Adding fuel to the fire of the battle there has also been ongoing substantial criticism over very large fees charged for managing Commonwealth REIT by the Portnoys, which they do through an external management company under their majority control, and which has charged the REIT some US$336 million in such fees in the last five years.

In response CommonWealth REIT has already committed to improving that relationship so that such fees are partly based on performance by being tied to the price of the stock. It may however be a case of too little too late to assuage some of their angry shareholders.

Democracy can be a messy business and so, in particular, can shareholder democracy but at least now this conflict seems to be procedurally at least on course for a properly defined resolution. With the previous 70% vote in their pocket the outcome of the next round is more likely than not to favour Corvex and Related Companies at this point, too, one would have to think, unless the Portnoys can pull another rabbit out of the hat along the way.

Currently the market cap of CommonWealth REIT is about US$2.8 billion, with its shares trading at around US$24 per share on the New York Stock Exchange. The shares jumped nearly 50% in February from around US$16 per share after Corvex and Related announced their initial investment and their intentions to go after management in favour of reforms.

According to a presentation they made at the time to CommonWealth REIT shareholders, and which also became publicly available, the shares of the Trust could be worth as much as US$40 per share if it were managed properly, in their opinion.

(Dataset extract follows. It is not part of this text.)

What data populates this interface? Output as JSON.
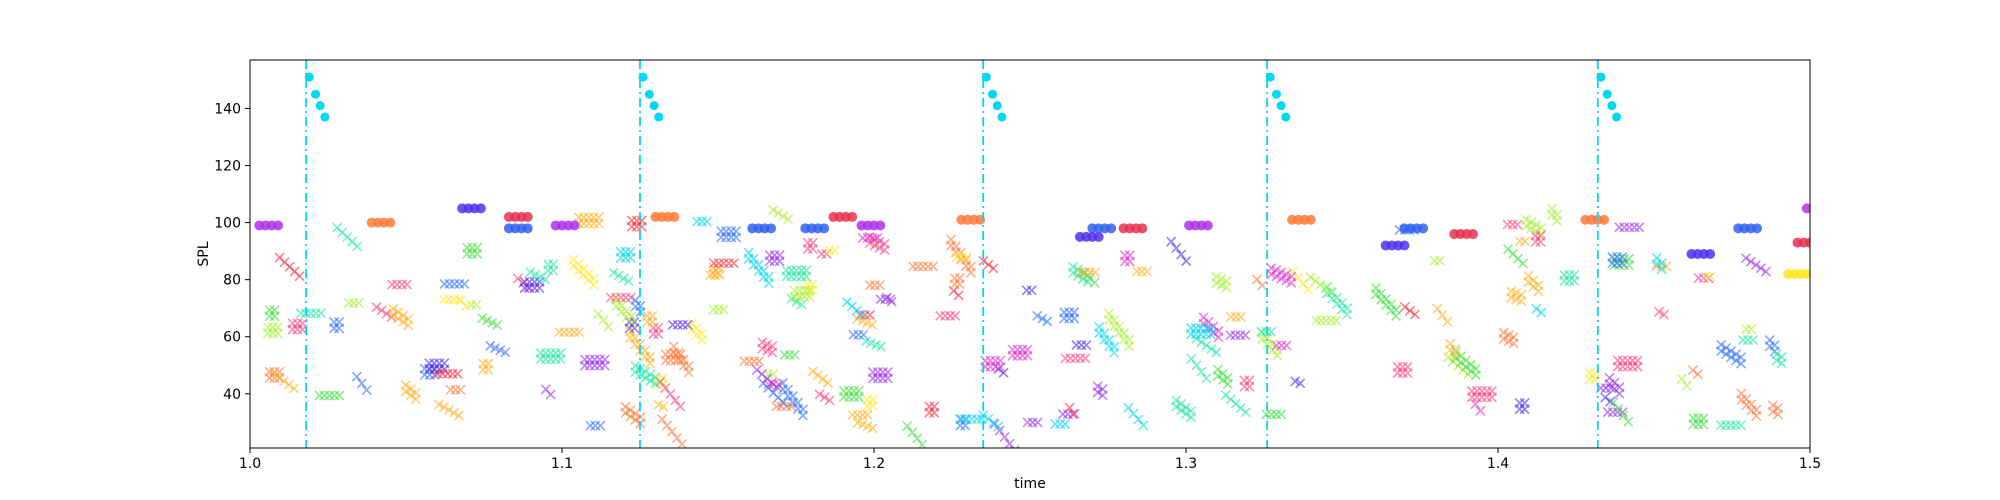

With Monday’s latest announcement the shares jumped only by a couple of dollars then gave up about half of the gain later on, hardly earth shattering but the continued overall price support since the dispute started, when the shares jumped 50% initially, likely indicates support within the investment community for the proposition that Corvex and Related may indeed now prevail.

How the end-game turns out is also not yet entirely clear either though, even if they do. Whether by a complete formal take-over bid, which some shareholders may be hoping for, and which Corvex and Related Companies earlier hinted at, or just with a new slate of Trustees (a.k.a. Directors) and changes in management that unlocks the value of the company for everybody, remains to be seen. First they have to win.